The transition between living and dead isn’t an easy one. And for victims of violence, it may be even more difficult. Thirty-year-old Brek Abigail Cuttler’s death was undoubtedly violent, judging from the amount of blood staining her clothes and oozing from her body when she arrives at Shemaya Station, a place akin to what we call Purgatory. It is here that Brek has her first awareness after dying. She can’t recall what happened to her, only that she had picked up her infant daughter Sarah from daycare and was very happy to be heading home. She loved her life with her child and her husband Bo, a television news reporter. And now she doesn’t know why she’s here.
How did she die?
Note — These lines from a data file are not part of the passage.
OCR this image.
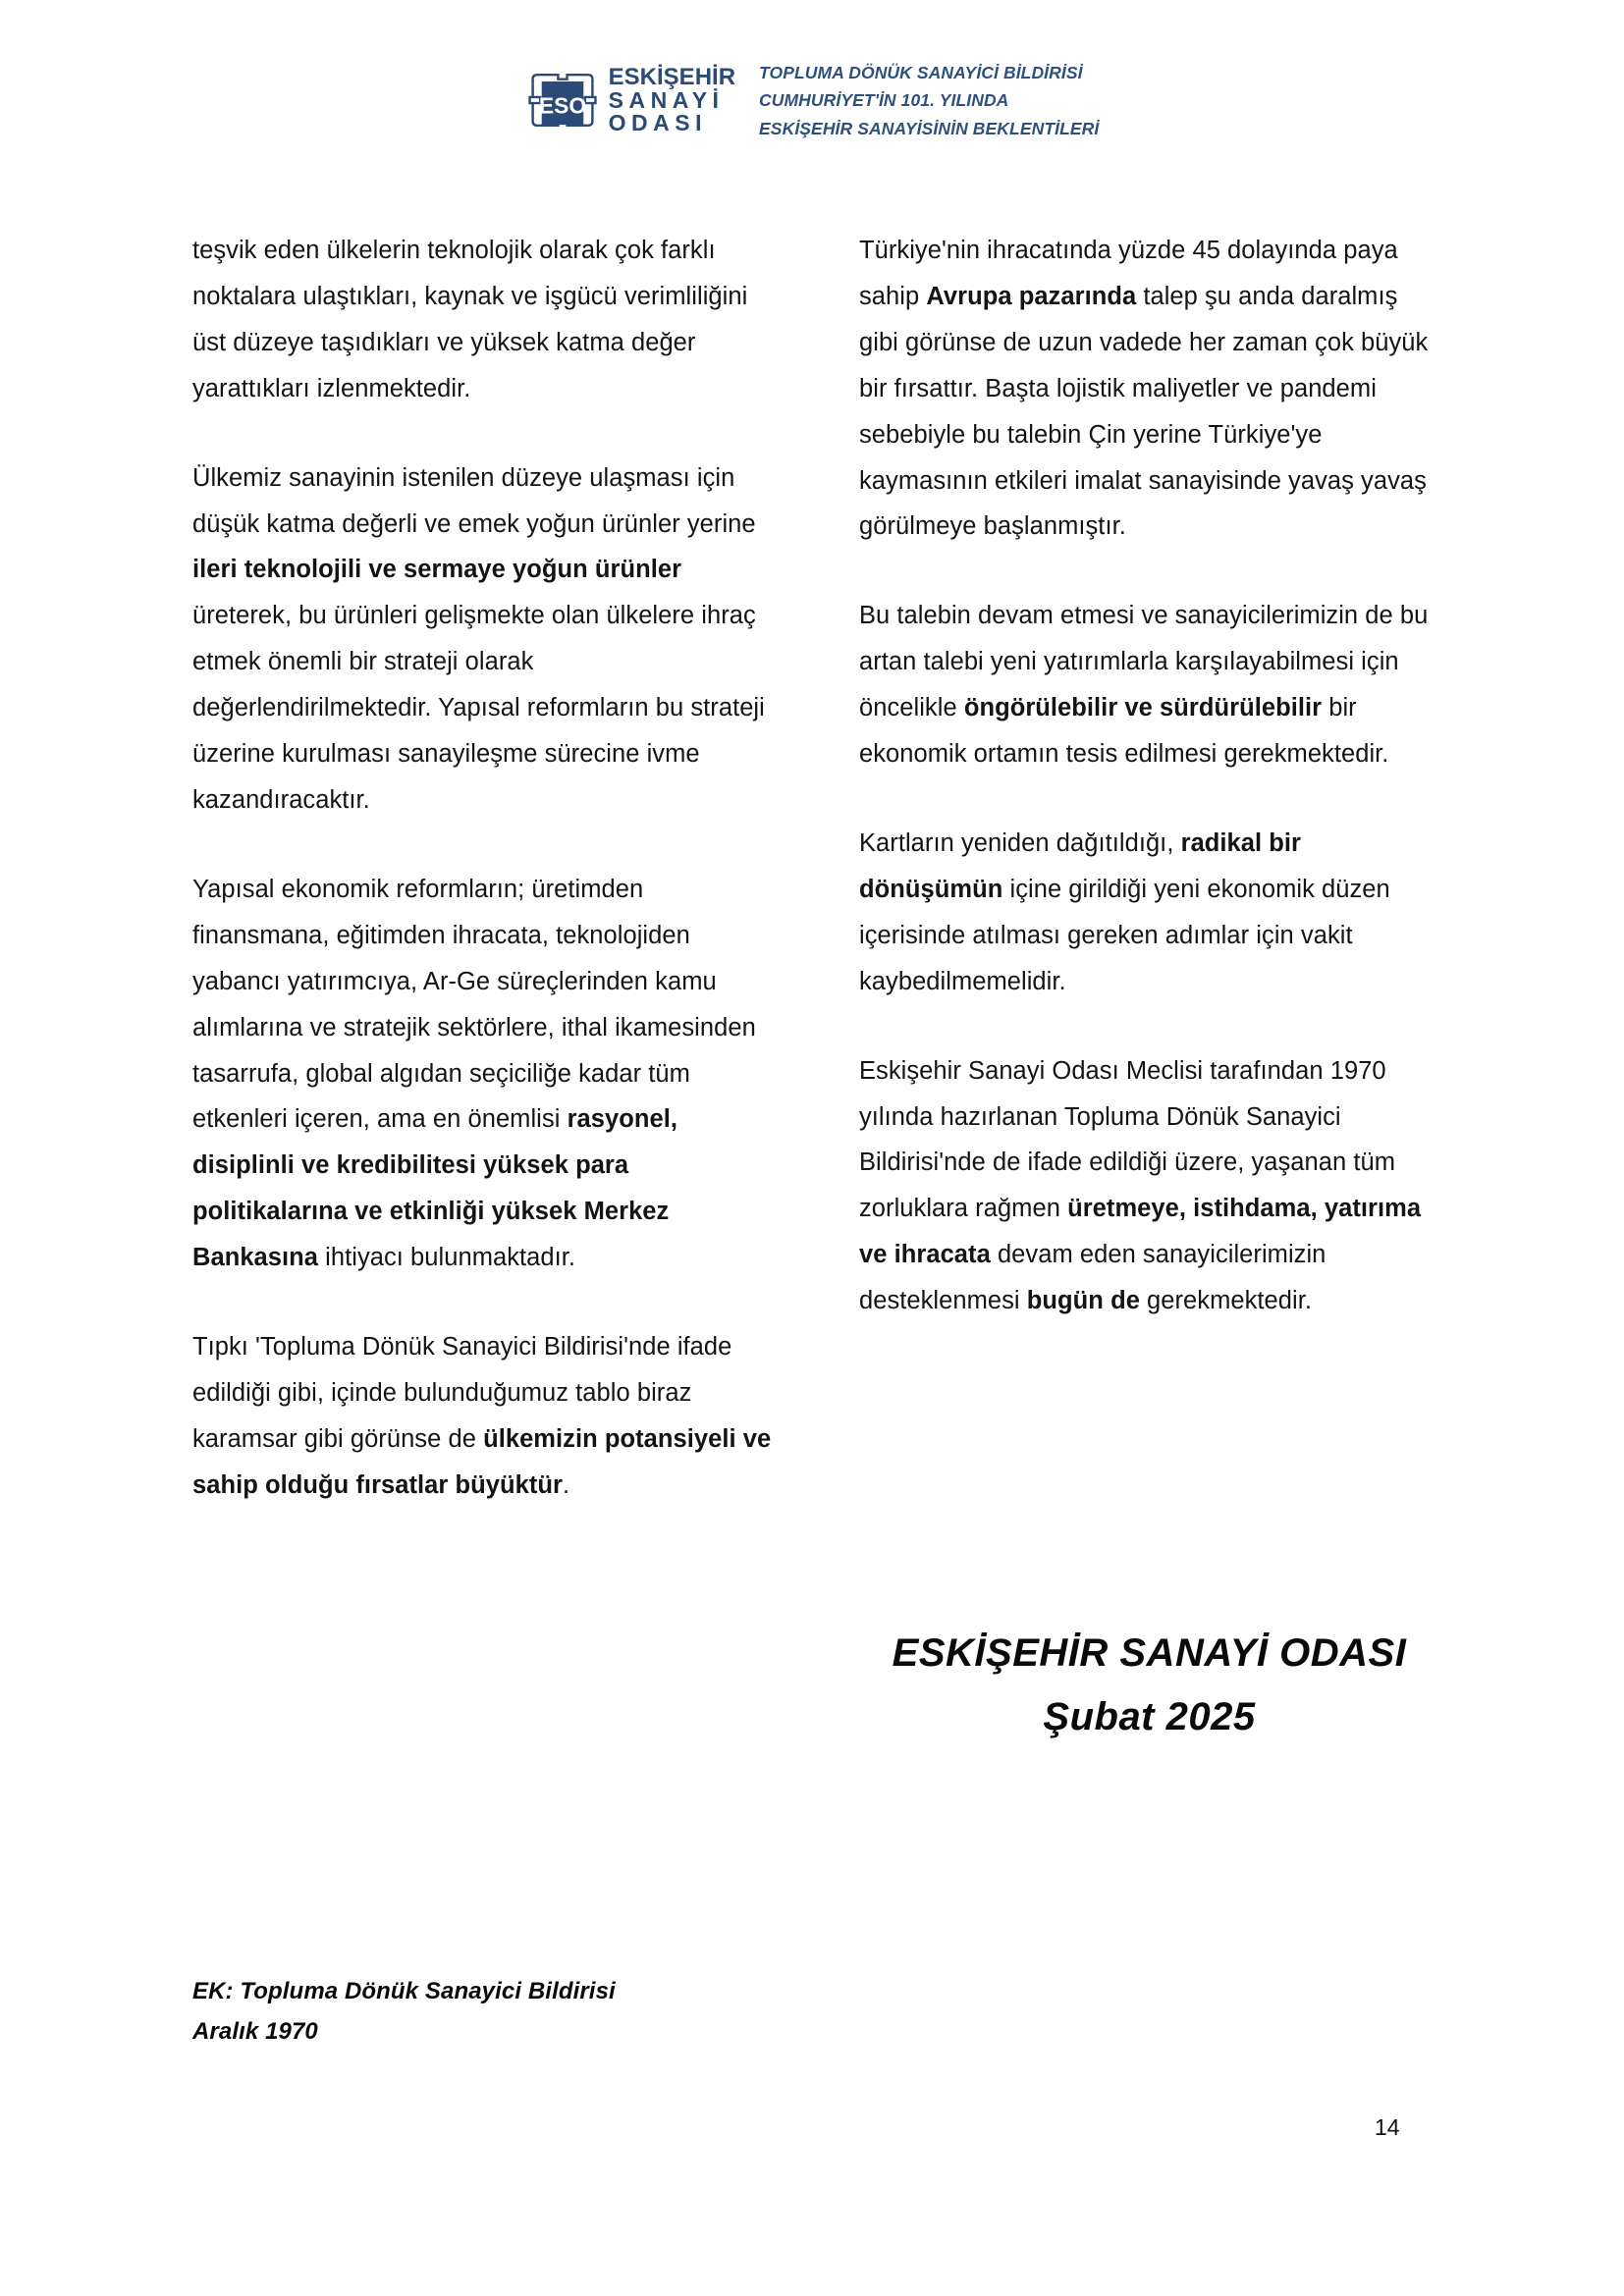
ESO
ESKİŞEHİR
SANAYİ
ODASI
TOPLUMA DÖNÜK SANAYİCİ BİLDİRİSİ
CUMHURİYET'İN 101. YILINDA
ESKİŞEHİR SANAYİSİNİN BEKLENTİLERİ

teşvik eden ülkelerin teknolojik olarak çok farklı noktalara ulaştıkları, kaynak ve işgücü verimliliğini üst düzeye taşıdıkları ve yüksek katma değer yarattıkları izlenmektedir.

Ülkemiz sanayinin istenilen düzeye ulaşması için düşük katma değerli ve emek yoğun ürünler yerine ileri teknolojili ve sermaye yoğun ürünler üreterek, bu ürünleri gelişmekte olan ülkelere ihraç etmek önemli bir strateji olarak değerlendirilmektedir. Yapısal reformların bu strateji üzerine kurulması sanayileşme sürecine ivme kazandıracaktır.

Yapısal ekonomik reformların; üretimden finansmana, eğitimden ihracata, teknolojiden yabancı yatırımcıya, Ar-Ge süreçlerinden kamu alımlarına ve stratejik sektörlere, ithal ikamesinden tasarrufa, global algıdan seçiciliğe kadar tüm etkenleri içeren, ama en önemlisi rasyonel, disiplinli ve kredibilitesi yüksek para politikalarına ve etkinliği yüksek Merkez Bankasına ihtiyacı bulunmaktadır.

Tıpkı 'Topluma Dönük Sanayici Bildirisi'nde ifade edildiği gibi, içinde bulunduğumuz tablo biraz karamsar gibi görünse de ülkemizin potansiyeli ve sahip olduğu fırsatlar büyüktür.

Türkiye'nin ihracatında yüzde 45 dolayında paya sahip Avrupa pazarında talep şu anda daralmış gibi görünse de uzun vadede her zaman çok büyük bir fırsattır. Başta lojistik maliyetler ve pandemi sebebiyle bu talebin Çin yerine Türkiye'ye kaymasının etkileri imalat sanayisinde yavaş yavaş görülmeye başlanmıştır.

Bu talebin devam etmesi ve sanayicilerimizin de bu artan talebi yeni yatırımlarla karşılayabilmesi için öncelikle öngörülebilir ve sürdürülebilir bir ekonomik ortamın tesis edilmesi gerekmektedir.

Kartların yeniden dağıtıldığı, radikal bir dönüşümün içine girildiği yeni ekonomik düzen içerisinde atılması gereken adımlar için vakit kaybedilmemelidir.

Eskişehir Sanayi Odası Meclisi tarafından 1970 yılında hazırlanan Topluma Dönük Sanayici Bildirisi'nde de ifade edildiği üzere, yaşanan tüm zorluklara rağmen üretmeye, istihdama, yatırıma ve ihracata devam eden sanayicilerimizin desteklenmesi bugün de gerekmektedir.

ESKİŞEHİR SANAYİ ODASI
Şubat 2025
EK: Topluma Dönük Sanayici Bildirisi
Aralık 1970
14
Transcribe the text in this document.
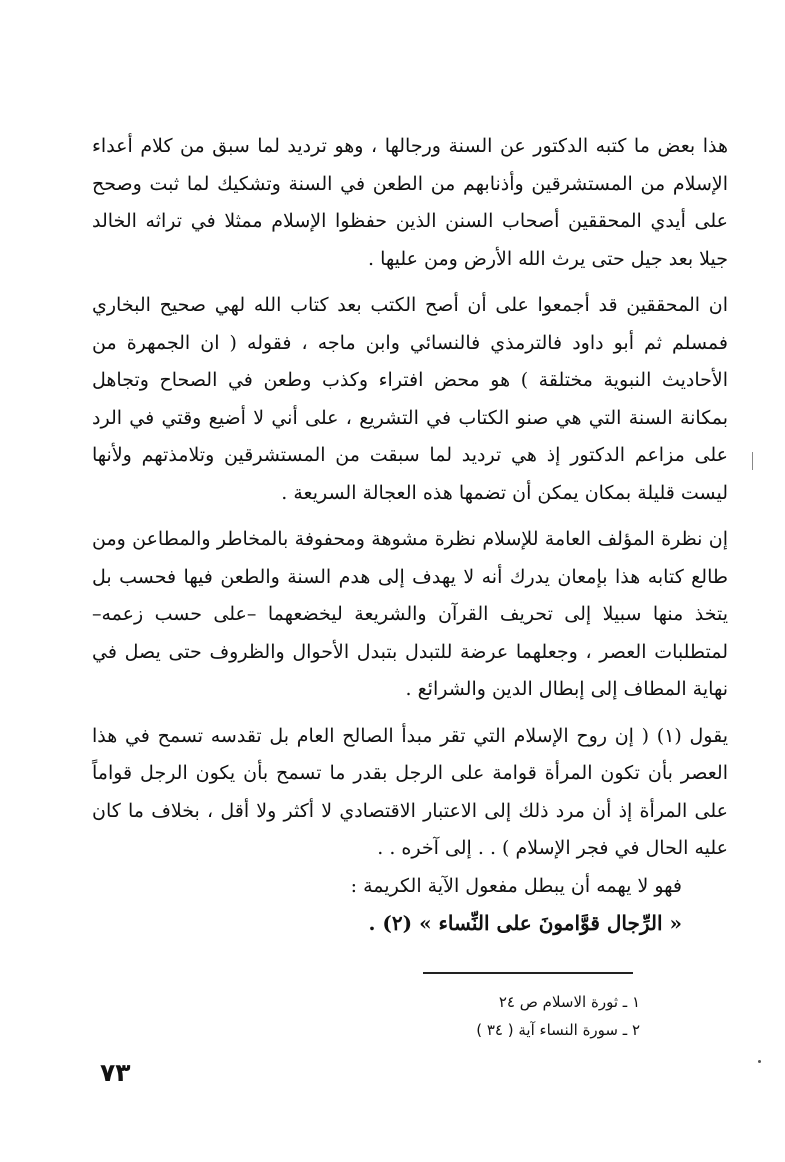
هذا بعض ما كتبه الدكتور عن السنة ورجالها ، وهو ترديد لما سبق من كلام أعداء الإسلام من المستشرقين وأذنابهم من الطعن في السنة وتشكيك لما ثبت وصحح على أيدي المحققين أصحاب السنن الذين حفظوا الإسلام ممثلا في تراثه الخالد جيلا بعد جيل حتى يرث الله الأرض ومن عليها .

ان المحققين قد أجمعوا على أن أصح الكتب بعد كتاب الله لهي صحيح البخاري فمسلم ثم أبو داود فالترمذي فالنسائي وابن ماجه ، فقوله ( ان الجمهرة من الأحاديث النبوية مختلقة ) هو محض افتراء وكذب وطعن في الصحاح وتجاهل بمكانة السنة التي هي صنو الكتاب في التشريع ، على أني لا أضيع وقتي في الرد على مزاعم الدكتور إذ هي ترديد لما سبقت من المستشرقين وتلامذتهم ولأنها ليست قليلة بمكان يمكن أن تضمها هذه العجالة السريعة .

إن نظرة المؤلف العامة للإسلام نظرة مشوهة ومحفوفة بالمخاطر والمطاعن ومن طالع كتابه هذا بإمعان يدرك أنه لا يهدف إلى هدم السنة والطعن فيها فحسب بل يتخذ منها سبيلا إلى تحريف القرآن والشريعة ليخضعهما –على حسب زعمه– لمتطلبات العصر ، وجعلهما عرضة للتبدل بتبدل الأحوال والظروف حتى يصل في نهاية المطاف إلى إبطال الدين والشرائع .

يقول (١) ( إن روح الإسلام التي تقر مبدأ الصالح العام بل تقدسه تسمح في هذا العصر بأن تكون المرأة قوامة على الرجل بقدر ما تسمح بأن يكون الرجل قواماً على المرأة إذ أن مرد ذلك إلى الاعتبار الاقتصادي لا أكثر ولا أقل ، بخلاف ما كان عليه الحال في فجر الإسلام ) . . إلى آخره . .

فهو لا يهمه أن يبطل مفعول الآية الكريمة :

« الرِّجال قوَّامونَ على النِّساء » (٢) .

١ ـ ثورة الاسلام ص ٢٤

٢ ـ سورة النساء آية ( ٣٤ )

٧٣
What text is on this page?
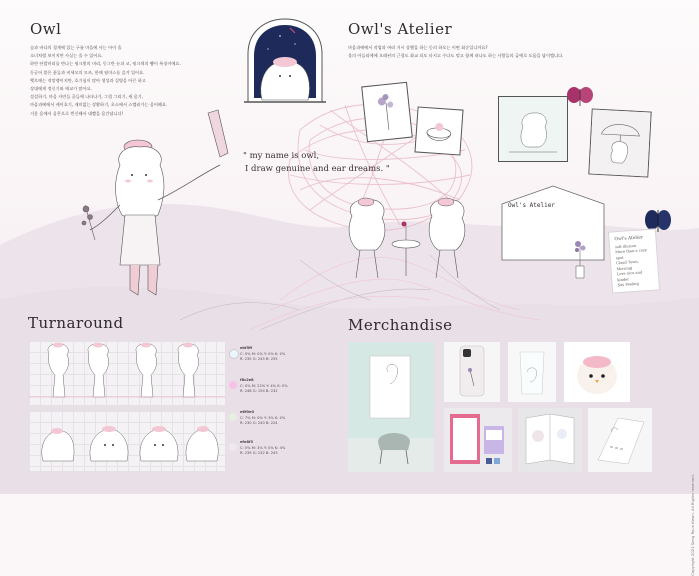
Owl
숲과 바다의 경계에 있는 구름 마을에 사는 아이 올
소녀처럼 보이지만 사실는 올 수 있어요.
하얀 단발머리를 만나는 핑크빛의 머리, 동그란 눈과 코, 핑크색의 뺨이 특징이에요.
동글어 붙은 꽃들과 비세모의 모즈, 한때 핑머스를 즐겨 입어요.
햇으메는 적망쟁이지만, 호기심이 많아 생성과 질병을 아끈 하고
상대에게 정신기와 애교가 많아요.
설설하기, 마음 자연들 골들에 나타나기, 그림 그리기, 새 음기,
마음과에에서 케이호기, 재미없는 상황하기, 초소에서 스엘러가는 음어해요.
거운 음에서 음콘으로 번신해서 대빨을 음간답니다!
" my name is owl,
I draw genuine and ear dreams. "
Owl's Atelier
마음과에에서 작업과 여러 거시 상했을 하는 동의 하오는 이면 회순입니까요?
올의 아들리에에 오래된의 근경도 화교 되도 타지고 수다도 떨고 함께 떠나도 하는 사람들의 급예로 도움을 답이엘니다.
Owl's Atelier
Owl's Atelier
soft illusion
More than a cozy spot
Cloud Town, Morning
Love nice and kinder
Say Feeling
Turnaround
ebf5ff
C: 5% M: 0% Y: 0% K: 0%
R: 235 G: 245 B: 255
f8c2e8
C: 0% M: 22% Y: 4% K: 0%
R: 248 G: 194 B: 232
e6f0e0
C: 7% M: 0% Y: 3% K: 0%
R: 230 G: 240 B: 224
efe8f3
C: 0% M: 3% Y: 0% K: 4%
R: 239 G: 232 B: 243
Merchandise
Copyright 2021 Song Ryun Kwon. All Rights reserved.
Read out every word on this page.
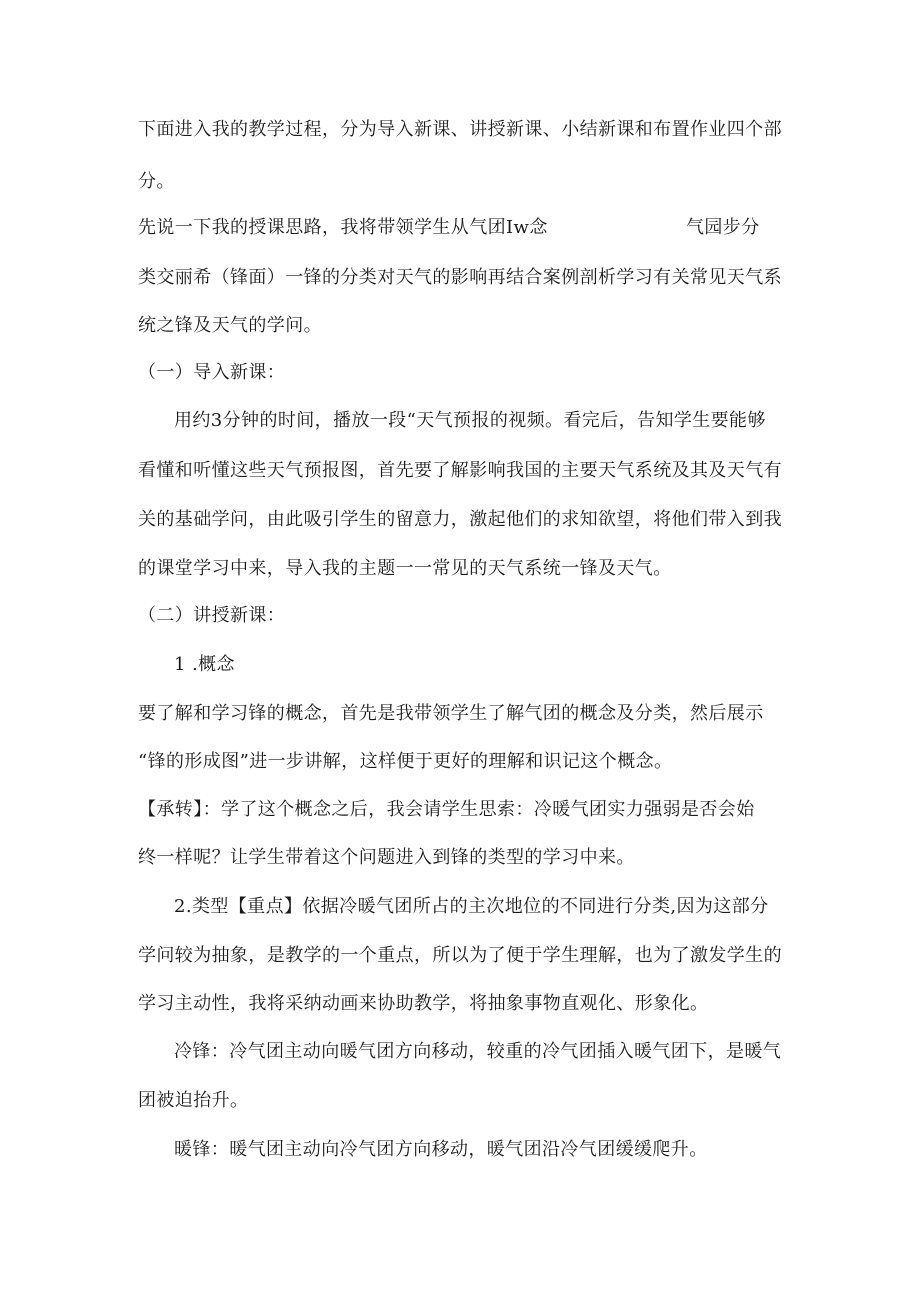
下面进入我的教学过程，分为导入新课、讲授新课、小结新课和布置作业四个部
分。
先说一下我的授课思路，我将带领学生从气团Iw念	气园步分
类交丽希（锋面）一锋的分类对天气的影响再结合案例剖析学习有关常见天气系
统之锋及天气的学问。
（一）导入新课：
用约3分钟的时间，播放一段“天气预报的视频。看完后，告知学生要能够
看懂和听懂这些天气预报图，首先要了解影响我国的主要天气系统及其及天气有
关的基础学问，由此吸引学生的留意力，激起他们的求知欲望，将他们带入到我
的课堂学习中来，导入我的主题一一常见的天气系统一锋及天气。
（二）讲授新课：
1 .概念
要了解和学习锋的概念，首先是我带领学生了解气团的概念及分类，然后展示
“锋的形成图”进一步讲解，这样便于更好的理解和识记这个概念。
【承转】：学了这个概念之后，我会请学生思索：冷暖气团实力强弱是否会始
终一样呢？让学生带着这个问题进入到锋的类型的学习中来。
2.类型【重点】依据冷暖气团所占的主次地位的不同进行分类,因为这部分
学问较为抽象，是教学的一个重点，所以为了便于学生理解，也为了激发学生的
学习主动性，我将采纳动画来协助教学，将抽象事物直观化、形象化。
冷锋：冷气团主动向暖气团方向移动，较重的冷气团插入暖气团下，是暖气
团被迫抬升。
暖锋：暖气团主动向冷气团方向移动，暖气团沿冷气团缓缓爬升。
That’s the biggest question on Brek’s mind once she accepts the fact that she has died. During her lifetime, Brek had been a champion of justice, beginning when she was a child and held a mock trial of some boys who mindlessly slaughtered crawfish. It was natural, then, that she would become a lawyer. Here in Shemaya, she is told she will be a presenter, similar to a defense attorney, only without the arguments. Souls are presented in the Courtroom for determination of where they will spend eternity. Brek sits beside her mentor through several trials and finds herself more confused than ever. The courts in which she appeared before in life worked very differently. But it appears that the rules governing earthly laws don’t apply here.
"Treasure this book, for it is one you will want to read over and over again and always will be rewarded with the discovery of a new revelation."
Even as she begins to adjust to her new reality, she stumbles under the weight of more questions. Why do the scales seem to be tipped so unjustly? Is the judicial system in the Hereafter broken as badly as it is on Earth? Maybe Brek has been sent here to fix it. Or maybe it goes deeper than that. Can it be a question of whether it’s justice that we really want, or have we confused justice with righteousness?
Learning how to cope with one’s death cannot be easy, and Brek starts to understand why. The events of her final moments trickle back to her with horrifying clarity. No wonder she suppressed the memories. Can she ever forgive? She must, or she may remain in limbo forever. How could God have let this happen?
“…perhaps the story is told not so we understand the condition of man, which we know all too well. Perhaps it is told so we understand the condition of God.”
James Kimmel, Jr. explores the unique idea of God’s need for mankind, a need that may be far stronger than mankind’s need for God. That, by itself, is an exceptionally intriguing concept. But taken a step further, pondering God making choices --- like punishing humankind with the Great Flood --- that He then regrets opens a whole new and thought-provoking dimension. Heady stuff, indeed. It comes down to choices. And here, much of what happens to Brek has to do with the choices she makes and the choices that the people with whom she interacts make.
Treasure this book, for it is one you will want to read over and over again and always will be rewarded with the discovery of a new revelation. Deeply temporal, THE TRIAL OF FALLEN ANGELS contains a spectacular world of theology, philosophy and, yes, mystery. Its spiritual side beautifully balances the suspense side, in keeping with the lesson of a yin for every yang.
What will earn this novel endless praise, too, is the astonishing fact that it is Kimmel’s first book. He writes exquisite prose in the voice of a female character with stunning accuracy, and is a master at eliciting a wealth of emotion from his readers. What an incredible debut. Where will Kimmel go next? I can hardly wait.